Wednesday morning Fabian had exciting news for us all. During the night a natural nest on the beach had hatched and that afternoon we were to excavate the nest to see if there were any stragglers left behind and what percentage of the eggs had not hatched.
When we started digging up the nest, we found five hatchlings that were still alive! They had been trapped in the nest unable to make their way out. Under normal conditions they would have died before making it to adulthood, as do about one in a thousand of them, including some hatchlings nearby that were trapped under a log. But now they had been given a second chance at life.
Inside the nest were also 52 eggs that had not hatched, all at various stages of development. Normally, an average of approximately 20% of eggs do not hatch. This can be due to fungal or bacterial infection, genetics or environmental causes. Out of the 52 eggs not hatched in this nest 25 were infected by a fungus.
Hatchling success rate in this nest was very low with only fifteen emerging, and out of those seven had died in the sun. Once Fabian had checked all the eggs and buried them in the sand it was time to see the five survivors to sea. We released them at the high tide mark and watched them make their way towards the waves. As they all disappeared into the sea, expeditioner Sherry called them “amazing fighters”.

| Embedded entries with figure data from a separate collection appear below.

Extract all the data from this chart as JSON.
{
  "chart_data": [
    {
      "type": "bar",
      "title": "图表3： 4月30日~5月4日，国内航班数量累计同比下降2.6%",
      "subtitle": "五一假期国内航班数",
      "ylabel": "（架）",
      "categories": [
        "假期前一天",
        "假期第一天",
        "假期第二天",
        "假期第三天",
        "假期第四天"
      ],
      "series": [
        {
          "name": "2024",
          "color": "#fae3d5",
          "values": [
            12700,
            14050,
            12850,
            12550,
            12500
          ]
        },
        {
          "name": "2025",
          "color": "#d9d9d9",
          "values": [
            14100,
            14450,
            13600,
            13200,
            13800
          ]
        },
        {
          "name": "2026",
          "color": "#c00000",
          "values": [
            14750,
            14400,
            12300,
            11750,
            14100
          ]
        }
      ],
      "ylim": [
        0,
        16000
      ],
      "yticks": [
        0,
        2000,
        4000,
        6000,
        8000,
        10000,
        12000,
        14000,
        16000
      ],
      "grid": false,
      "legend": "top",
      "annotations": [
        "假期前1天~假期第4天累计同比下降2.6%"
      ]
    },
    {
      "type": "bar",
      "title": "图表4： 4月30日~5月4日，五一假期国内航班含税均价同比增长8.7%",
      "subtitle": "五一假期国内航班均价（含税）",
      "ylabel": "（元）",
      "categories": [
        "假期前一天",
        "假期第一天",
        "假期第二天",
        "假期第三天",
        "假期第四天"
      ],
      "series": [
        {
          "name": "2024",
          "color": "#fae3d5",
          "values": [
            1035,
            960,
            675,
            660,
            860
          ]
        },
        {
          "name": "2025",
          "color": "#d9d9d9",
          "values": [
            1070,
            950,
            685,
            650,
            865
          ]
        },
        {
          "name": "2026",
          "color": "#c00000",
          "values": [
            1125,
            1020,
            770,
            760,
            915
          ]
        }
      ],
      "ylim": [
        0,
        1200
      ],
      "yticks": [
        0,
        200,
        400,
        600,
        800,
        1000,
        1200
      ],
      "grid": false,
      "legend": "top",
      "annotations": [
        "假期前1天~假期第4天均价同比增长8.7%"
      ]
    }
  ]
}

The excitement didn’t end there. On Thursday we were told that another nest, which had been relocated from its original nest to a secret spot on the beach before the hatchery was built, had hatched. So we went to dig up the nest to study survival rates, but when we did, we found a full clutch of still viable, but unhatched eggs! As we had already disturbed the nest, we could not rebury them as this would significantly decrease chances of survival. Instead we reverted to the accepted alternative method and placed the eggs in a cooler box and covered them with moist sand. They now live next to the kitchen, and we are all anxious for them to hatch.